2. **OCIS** (files) — uses the `ocis` Postgres DB + Hetzner Object Storage (S3).
3. **Apps**`fleet/apps/` (portal · platform-api · booking) + their secrets.
4. **Stalwart** (host) — `host/stalwart/install.sh`; needs DNS + PTR.
5. **Backups** — Longhorn → Hetzner Object Storage (`fleet/longhorn/README.md`),
plus host Restic for the mail store + etcd snapshots, plus pg_dump/mongodump
CronJobs.
6. **DNS** — A records `api`/`app`/`booking`/`auth`/`mail`.dezky.eu → 46.4.78.187,
and PTR for mail.
## Access cheatsheet
- SSH: `ssh dezky@46.4.78.187` (key only). Root SSH disabled.
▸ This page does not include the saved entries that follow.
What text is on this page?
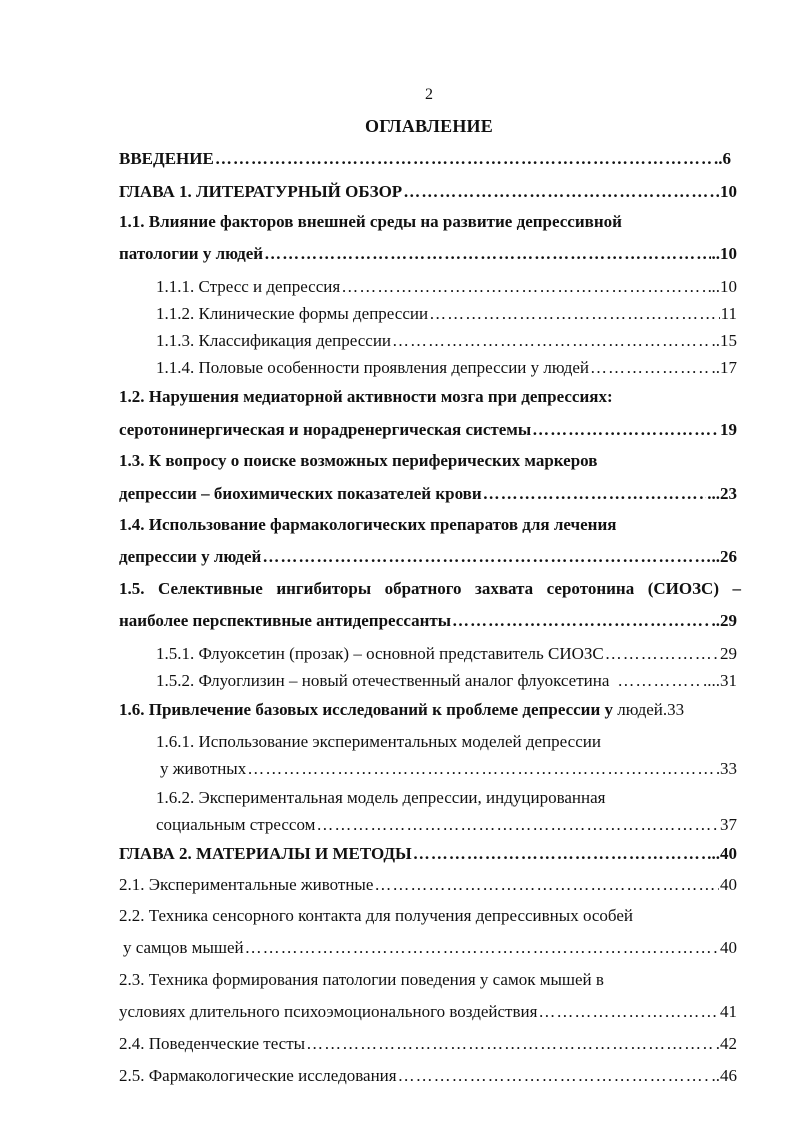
2
ОГЛАВЛЕНИЕ
ВВЕДЕНИЕ ……………………………………………………………………………………………………………………………………………………………………………………………………	..6
ГЛАВА 1. ЛИТЕРАТУРНЫЙ ОБЗОР ……………………………………………………………………………………………………………………………………………………………………………………………………	10
1.1. Влияние факторов внешней среды на развитие депрессивной
патологии у людей ……………………………………………………………………………………………………………………………………………………………………………………………………	..10
1.1.1. Стресс и депрессия ……………………………………………………………………………………………………………………………………………………………………………………………………	..10
1.1.2. Клинические формы депрессии ……………………………………………………………………………………………………………………………………………………………………………………………………	11
1.1.3. Классификация депрессии ……………………………………………………………………………………………………………………………………………………………………………………………………	..15
1.1.4. Половые особенности проявления депрессии у людей ……………………………………………………………………………………………………………………………………………………………………………………………………	..17
1.2. Нарушения медиаторной активности мозга при депрессиях:
серотонинергическая и норадренергическая системы ……………………………………………………………………………………………………………………………………………………………………………………………………	19
1.3. К вопросу о поиске возможных периферических маркеров
депрессии – биохимических показателей крови ……………………………………………………………………………………………………………………………………………………………………………………………………	...23
1.4. Использование фармакологических препаратов для лечения
депрессии у людей ……………………………………………………………………………………………………………………………………………………………………………………………………	..26
1.5. Селективные ингибиторы обратного захвата серотонина (СИОЗС) –
наиболее перспективные антидепрессанты ……………………………………………………………………………………………………………………………………………………………………………………………………	..29
1.5.1. Флуоксетин (прозак) – основной представитель СИОЗС ……………………………………………………………………………………………………………………………………………………………………………………………………	29
1.5.2. Флуоглизин – новый отечественный аналог флуоксетина ……………………………………………………………………………………………………………………………………………………………………………………………………	....31
1.6. Привлечение базовых исследований к проблеме депрессии у людей.33
1.6.1. Использование экспериментальных моделей депрессии
у животных ……………………………………………………………………………………………………………………………………………………………………………………………………	33
1.6.2. Экспериментальная модель депрессии, индуцированная
социальным стрессом ……………………………………………………………………………………………………………………………………………………………………………………………………	37
ГЛАВА 2. МАТЕРИАЛЫ И МЕТОДЫ ……………………………………………………………………………………………………………………………………………………………………………………………………	..40
2.1. Экспериментальные животные ……………………………………………………………………………………………………………………………………………………………………………………………………	40
2.2. Техника сенсорного контакта для получения депрессивных особей
у самцов мышей ……………………………………………………………………………………………………………………………………………………………………………………………………	40
2.3. Техника формирования патологии поведения у самок мышей в
условиях длительного психоэмоционального воздействия ……………………………………………………………………………………………………………………………………………………………………………………………………	41
2.4. Поведенческие тесты ……………………………………………………………………………………………………………………………………………………………………………………………………	.42
2.5. Фармакологические исследования ……………………………………………………………………………………………………………………………………………………………………………………………………	..46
- kubectl: works as `dezky` (kubeconfig at `~/.kube/config`).
- Out-of-band if locked out: Hetzner Robot KVM/LARA or Rescue System.
- The `level=warning … 50-rancher.yaml: permission denied` from kubectl is
harmless noise (k3s kubectl probing a root-only config dir).